Andrew Fidel Fernando, whose travelogue Upon a Sleepless Isle won the Gratiaen this year, spoke about identity as a journey.
Our island tapestry was woven through journeys, he said, the Sinhalese, the Tamils, the Moors and the Malays arriving on their own itineraries.
While he is not sure about a cohesive Sri Lankan identity, throughout his wanderings he would remark certain things the islanders all shared especially ‘the pitch black sense of humour about our situation’ which he says is the reason for our resilience as a nation “because once you make a joke about something, you see it as something surmountable.”
The last word (and laugh) was reserved for Lal Medawattegedara, who denounced all claims to be “an ethnographer, historian, or a commentator for all Sri Lankans.”

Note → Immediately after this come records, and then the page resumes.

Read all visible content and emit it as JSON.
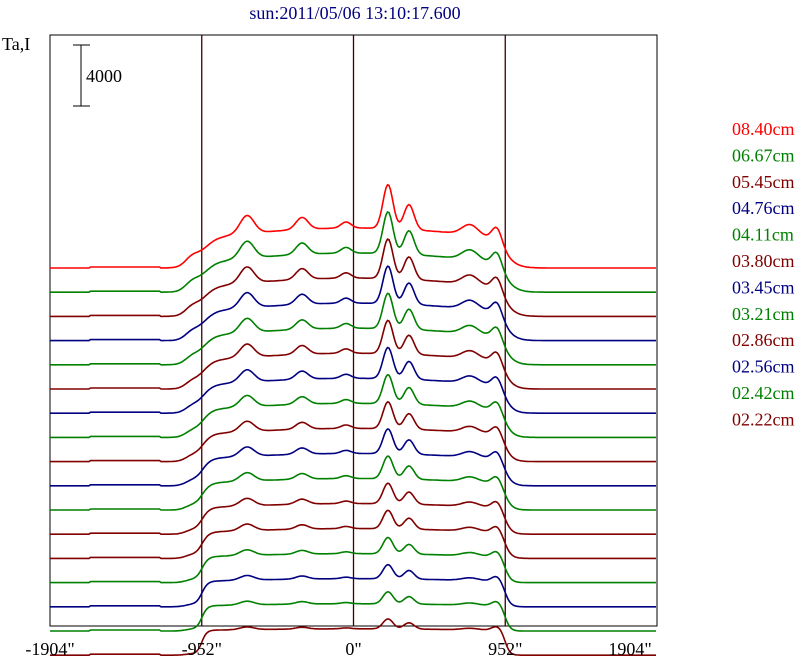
{
  "chart_data": {
    "type": "line",
    "title": "sun:2011/05/06 13:10:17.600",
    "ylabel": "Ta,I",
    "scale_bar_label": "4000",
    "xticks": [
      "-1904\"",
      "-952\"",
      "0\"",
      "952\"",
      "1904\""
    ],
    "xtick_values": [
      -1904,
      -952,
      0,
      952,
      1904
    ],
    "xlim": [
      -1904,
      1904
    ],
    "limb_lines": [
      -952,
      0,
      952
    ],
    "legend_placement": "right",
    "series": [
      {
        "name": "08.40cm",
        "color": "#ff0000",
        "spectrum": 0
      },
      {
        "name": "06.67cm",
        "color": "#008000",
        "spectrum": 1
      },
      {
        "name": "05.45cm",
        "color": "#800000",
        "spectrum": 2
      },
      {
        "name": "04.76cm",
        "color": "#000080",
        "spectrum": 3
      },
      {
        "name": "04.11cm",
        "color": "#008000",
        "spectrum": 4
      },
      {
        "name": "03.80cm",
        "color": "#800000",
        "spectrum": 5
      },
      {
        "name": "03.45cm",
        "color": "#000080",
        "spectrum": 6
      },
      {
        "name": "03.21cm",
        "color": "#008000",
        "spectrum": 7
      },
      {
        "name": "02.86cm",
        "color": "#800000",
        "spectrum": 8
      },
      {
        "name": "02.56cm",
        "color": "#000080",
        "spectrum": 9
      },
      {
        "name": "02.42cm",
        "color": "#008000",
        "spectrum": 10
      },
      {
        "name": "02.22cm",
        "color": "#800000",
        "spectrum": 11
      }
    ],
    "extra_lower_traces": [
      {
        "color": "#800000"
      },
      {
        "color": "#008000"
      },
      {
        "color": "#000080"
      },
      {
        "color": "#008000"
      },
      {
        "color": "#800000"
      }
    ]
  }
}
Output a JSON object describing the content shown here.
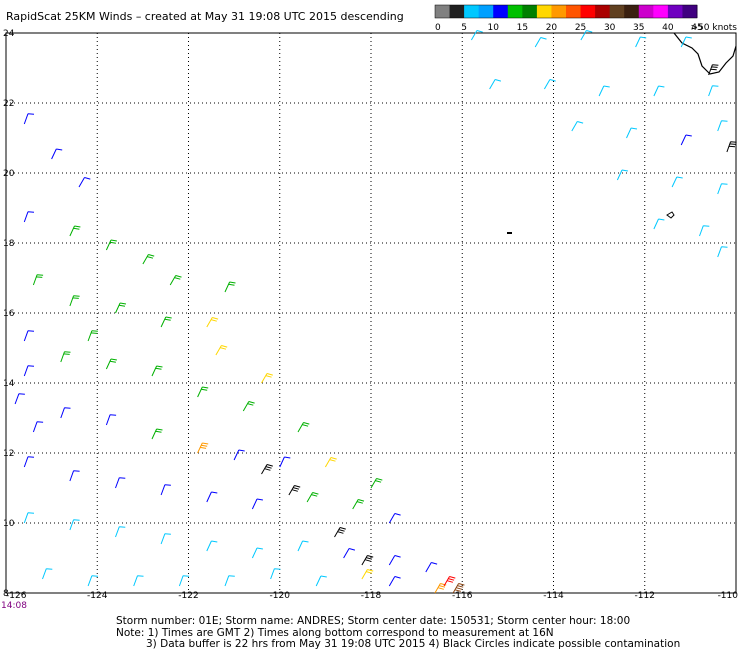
{
  "chart_data": {
    "type": "wind-barb-map",
    "title": "RapidScat 25KM Winds – created at May 31 19:08 UTC 2015 descending",
    "x_ticks": [
      "-126",
      "-124",
      "-122",
      "-120",
      "-118",
      "-116",
      "-114",
      "-112",
      "-110"
    ],
    "y_ticks": [
      "24",
      "22",
      "20",
      "18",
      "16",
      "14",
      "12",
      "10",
      "8"
    ],
    "xlim": [
      -126,
      -110
    ],
    "ylim": [
      8,
      24
    ],
    "grid": true,
    "time_label": "14:08",
    "legend": {
      "placement": "top-right",
      "labels": [
        "0",
        "5",
        "10",
        "15",
        "20",
        "25",
        "30",
        "35",
        "40",
        "45",
        ">50 knots"
      ],
      "colors": [
        "#808080",
        "#202020",
        "#00c8ff",
        "#00a0ff",
        "#0000ff",
        "#00c000",
        "#008000",
        "#ffd700",
        "#ff9900",
        "#ff5500",
        "#ff0000",
        "#aa0000",
        "#604020",
        "#3a2010",
        "#cc00cc",
        "#ff00ff",
        "#7000c0",
        "#400080"
      ]
    },
    "speed_classes": [
      {
        "label": "5-10",
        "color": "#00c8ff"
      },
      {
        "label": "10-15",
        "color": "#0000ff"
      },
      {
        "label": "15-20",
        "color": "#00b000"
      },
      {
        "label": "20-25",
        "color": "#ffd700"
      },
      {
        "label": "25-30",
        "color": "#ff9900"
      },
      {
        "label": "30-35",
        "color": "#ff0000"
      },
      {
        "label": "35-40",
        "color": "#8b4513"
      },
      {
        "label": "rain-flagged",
        "color": "#000000"
      }
    ],
    "barbs": [
      {
        "lon": -125.6,
        "lat": 21.4,
        "speed": 10,
        "dir": 20
      },
      {
        "lon": -125.0,
        "lat": 20.4,
        "speed": 10,
        "dir": 25
      },
      {
        "lon": -124.4,
        "lat": 19.6,
        "speed": 12,
        "dir": 30
      },
      {
        "lon": -125.6,
        "lat": 18.6,
        "speed": 14,
        "dir": 20
      },
      {
        "lon": -124.6,
        "lat": 18.2,
        "speed": 15,
        "dir": 25
      },
      {
        "lon": -123.8,
        "lat": 17.8,
        "speed": 16,
        "dir": 25
      },
      {
        "lon": -123.0,
        "lat": 17.4,
        "speed": 17,
        "dir": 30
      },
      {
        "lon": -122.4,
        "lat": 16.8,
        "speed": 17,
        "dir": 30
      },
      {
        "lon": -125.4,
        "lat": 16.8,
        "speed": 15,
        "dir": 20
      },
      {
        "lon": -124.6,
        "lat": 16.2,
        "speed": 18,
        "dir": 20
      },
      {
        "lon": -123.6,
        "lat": 16.0,
        "speed": 18,
        "dir": 25
      },
      {
        "lon": -122.6,
        "lat": 15.6,
        "speed": 17,
        "dir": 25
      },
      {
        "lon": -121.6,
        "lat": 15.6,
        "speed": 21,
        "dir": 30
      },
      {
        "lon": -121.4,
        "lat": 14.8,
        "speed": 22,
        "dir": 30
      },
      {
        "lon": -120.4,
        "lat": 14.0,
        "speed": 21,
        "dir": 30
      },
      {
        "lon": -125.6,
        "lat": 15.2,
        "speed": 14,
        "dir": 20
      },
      {
        "lon": -124.8,
        "lat": 14.6,
        "speed": 16,
        "dir": 20
      },
      {
        "lon": -123.8,
        "lat": 14.4,
        "speed": 17,
        "dir": 25
      },
      {
        "lon": -122.8,
        "lat": 14.2,
        "speed": 17,
        "dir": 25
      },
      {
        "lon": -121.8,
        "lat": 13.6,
        "speed": 16,
        "dir": 25
      },
      {
        "lon": -120.8,
        "lat": 13.2,
        "speed": 16,
        "dir": 30
      },
      {
        "lon": -119.6,
        "lat": 12.6,
        "speed": 18,
        "dir": 30
      },
      {
        "lon": -125.8,
        "lat": 13.4,
        "speed": 12,
        "dir": 20
      },
      {
        "lon": -124.8,
        "lat": 13.0,
        "speed": 13,
        "dir": 20
      },
      {
        "lon": -123.8,
        "lat": 12.8,
        "speed": 14,
        "dir": 20
      },
      {
        "lon": -122.8,
        "lat": 12.4,
        "speed": 15,
        "dir": 25
      },
      {
        "lon": -121.8,
        "lat": 12.0,
        "speed": 28,
        "dir": 25
      },
      {
        "lon": -121.0,
        "lat": 11.8,
        "speed": 13,
        "dir": 25
      },
      {
        "lon": -120.0,
        "lat": 11.6,
        "speed": 13,
        "dir": 25
      },
      {
        "lon": -119.0,
        "lat": 11.6,
        "speed": 22,
        "dir": 30
      },
      {
        "lon": -118.0,
        "lat": 11.0,
        "speed": 18,
        "dir": 30
      },
      {
        "lon": -125.6,
        "lat": 11.6,
        "speed": 11,
        "dir": 20
      },
      {
        "lon": -124.6,
        "lat": 11.2,
        "speed": 11,
        "dir": 20
      },
      {
        "lon": -123.6,
        "lat": 11.0,
        "speed": 12,
        "dir": 20
      },
      {
        "lon": -122.6,
        "lat": 10.8,
        "speed": 12,
        "dir": 20
      },
      {
        "lon": -121.6,
        "lat": 10.6,
        "speed": 11,
        "dir": 25
      },
      {
        "lon": -120.6,
        "lat": 10.4,
        "speed": 10,
        "dir": 25
      },
      {
        "lon": -119.4,
        "lat": 10.6,
        "speed": 17,
        "dir": 30
      },
      {
        "lon": -118.4,
        "lat": 10.4,
        "speed": 16,
        "dir": 30
      },
      {
        "lon": -117.6,
        "lat": 10.0,
        "speed": 12,
        "dir": 30
      },
      {
        "lon": -125.6,
        "lat": 10.0,
        "speed": 8,
        "dir": 20
      },
      {
        "lon": -124.6,
        "lat": 9.8,
        "speed": 8,
        "dir": 20
      },
      {
        "lon": -123.6,
        "lat": 9.6,
        "speed": 8,
        "dir": 20
      },
      {
        "lon": -122.6,
        "lat": 9.4,
        "speed": 9,
        "dir": 20
      },
      {
        "lon": -121.6,
        "lat": 9.2,
        "speed": 9,
        "dir": 25
      },
      {
        "lon": -120.6,
        "lat": 9.0,
        "speed": 8,
        "dir": 25
      },
      {
        "lon": -119.6,
        "lat": 9.2,
        "speed": 9,
        "dir": 25
      },
      {
        "lon": -118.6,
        "lat": 9.0,
        "speed": 12,
        "dir": 30
      },
      {
        "lon": -117.6,
        "lat": 8.8,
        "speed": 12,
        "dir": 30
      },
      {
        "lon": -116.8,
        "lat": 8.6,
        "speed": 12,
        "dir": 30
      },
      {
        "lon": -125.2,
        "lat": 8.4,
        "speed": 7,
        "dir": 20
      },
      {
        "lon": -124.2,
        "lat": 8.2,
        "speed": 8,
        "dir": 20
      },
      {
        "lon": -123.2,
        "lat": 8.2,
        "speed": 8,
        "dir": 20
      },
      {
        "lon": -122.2,
        "lat": 8.2,
        "speed": 8,
        "dir": 20
      },
      {
        "lon": -121.2,
        "lat": 8.2,
        "speed": 8,
        "dir": 20
      },
      {
        "lon": -120.2,
        "lat": 8.4,
        "speed": 8,
        "dir": 20
      },
      {
        "lon": -119.2,
        "lat": 8.2,
        "speed": 9,
        "dir": 25
      },
      {
        "lon": -118.2,
        "lat": 8.4,
        "speed": 22,
        "dir": 30
      },
      {
        "lon": -117.6,
        "lat": 8.2,
        "speed": 12,
        "dir": 30
      },
      {
        "lon": -116.6,
        "lat": 8.0,
        "speed": 28,
        "dir": 30
      },
      {
        "lon": -116.4,
        "lat": 8.2,
        "speed": 33,
        "dir": 30
      },
      {
        "lon": -116.2,
        "lat": 8.0,
        "speed": 36,
        "dir": 30
      },
      {
        "lon": -118.2,
        "lat": 8.8,
        "speed": 0,
        "dir": 30,
        "flag": true
      },
      {
        "lon": -118.8,
        "lat": 9.6,
        "speed": 0,
        "dir": 30,
        "flag": true
      },
      {
        "lon": -119.8,
        "lat": 10.8,
        "speed": 0,
        "dir": 30,
        "flag": true
      },
      {
        "lon": -120.4,
        "lat": 11.4,
        "speed": 0,
        "dir": 30,
        "flag": true
      },
      {
        "lon": -125.4,
        "lat": 12.6,
        "speed": 13,
        "dir": 20
      },
      {
        "lon": -125.6,
        "lat": 14.2,
        "speed": 14,
        "dir": 20
      },
      {
        "lon": -124.2,
        "lat": 15.2,
        "speed": 18,
        "dir": 20
      },
      {
        "lon": -121.2,
        "lat": 16.6,
        "speed": 17,
        "dir": 25
      },
      {
        "lon": -115.8,
        "lat": 23.8,
        "speed": 7,
        "dir": 30
      },
      {
        "lon": -114.4,
        "lat": 23.6,
        "speed": 8,
        "dir": 30
      },
      {
        "lon": -113.4,
        "lat": 23.8,
        "speed": 8,
        "dir": 30
      },
      {
        "lon": -112.2,
        "lat": 23.6,
        "speed": 7,
        "dir": 25
      },
      {
        "lon": -111.2,
        "lat": 23.6,
        "speed": 8,
        "dir": 25
      },
      {
        "lon": -115.4,
        "lat": 22.4,
        "speed": 8,
        "dir": 30
      },
      {
        "lon": -114.2,
        "lat": 22.4,
        "speed": 8,
        "dir": 30
      },
      {
        "lon": -113.0,
        "lat": 22.2,
        "speed": 7,
        "dir": 25
      },
      {
        "lon": -111.8,
        "lat": 22.2,
        "speed": 8,
        "dir": 25
      },
      {
        "lon": -110.6,
        "lat": 22.2,
        "speed": 8,
        "dir": 20
      },
      {
        "lon": -113.6,
        "lat": 21.2,
        "speed": 9,
        "dir": 30
      },
      {
        "lon": -112.4,
        "lat": 21.0,
        "speed": 9,
        "dir": 25
      },
      {
        "lon": -111.2,
        "lat": 20.8,
        "speed": 10,
        "dir": 25
      },
      {
        "lon": -110.4,
        "lat": 21.2,
        "speed": 9,
        "dir": 20
      },
      {
        "lon": -112.6,
        "lat": 19.8,
        "speed": 9,
        "dir": 25
      },
      {
        "lon": -111.4,
        "lat": 19.6,
        "speed": 9,
        "dir": 25
      },
      {
        "lon": -110.4,
        "lat": 19.4,
        "speed": 9,
        "dir": 20
      },
      {
        "lon": -111.8,
        "lat": 18.4,
        "speed": 8,
        "dir": 25
      },
      {
        "lon": -110.8,
        "lat": 18.2,
        "speed": 8,
        "dir": 20
      },
      {
        "lon": -110.4,
        "lat": 17.6,
        "speed": 8,
        "dir": 20
      },
      {
        "lon": -110.6,
        "lat": 22.8,
        "speed": 0,
        "dir": 20,
        "flag": true
      },
      {
        "lon": -110.2,
        "lat": 20.6,
        "speed": 0,
        "dir": 20,
        "flag": true
      }
    ]
  },
  "footer": {
    "line1": "Storm number: 01E;  Storm name: ANDRES;  Storm center date: 150531;  Storm center hour: 18:00",
    "line2": "Note: 1) Times are GMT  2) Times along bottom correspond to measurement at 16N",
    "line3": "3) Data buffer is 22 hrs from May 31 19:08 UTC 2015  4) Black Circles indicate possible contamination"
  }
}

As “a fiction writer who listens only to the voices in his head”, he brought in the protagonist of his novel Playing Pillow Politics at MGK, the 2012 Gratiaen prize winner, “a ‘vegetable’ with no gender, immobile, cannot hear- with only the ability to think. He watches how other people try to create identities and make fools of themselves.”
“That is the Sri Lankan identity- a vegetable. I think this identity creation is a terrible business and it’s good people do it only because people at MGK can laugh at you.”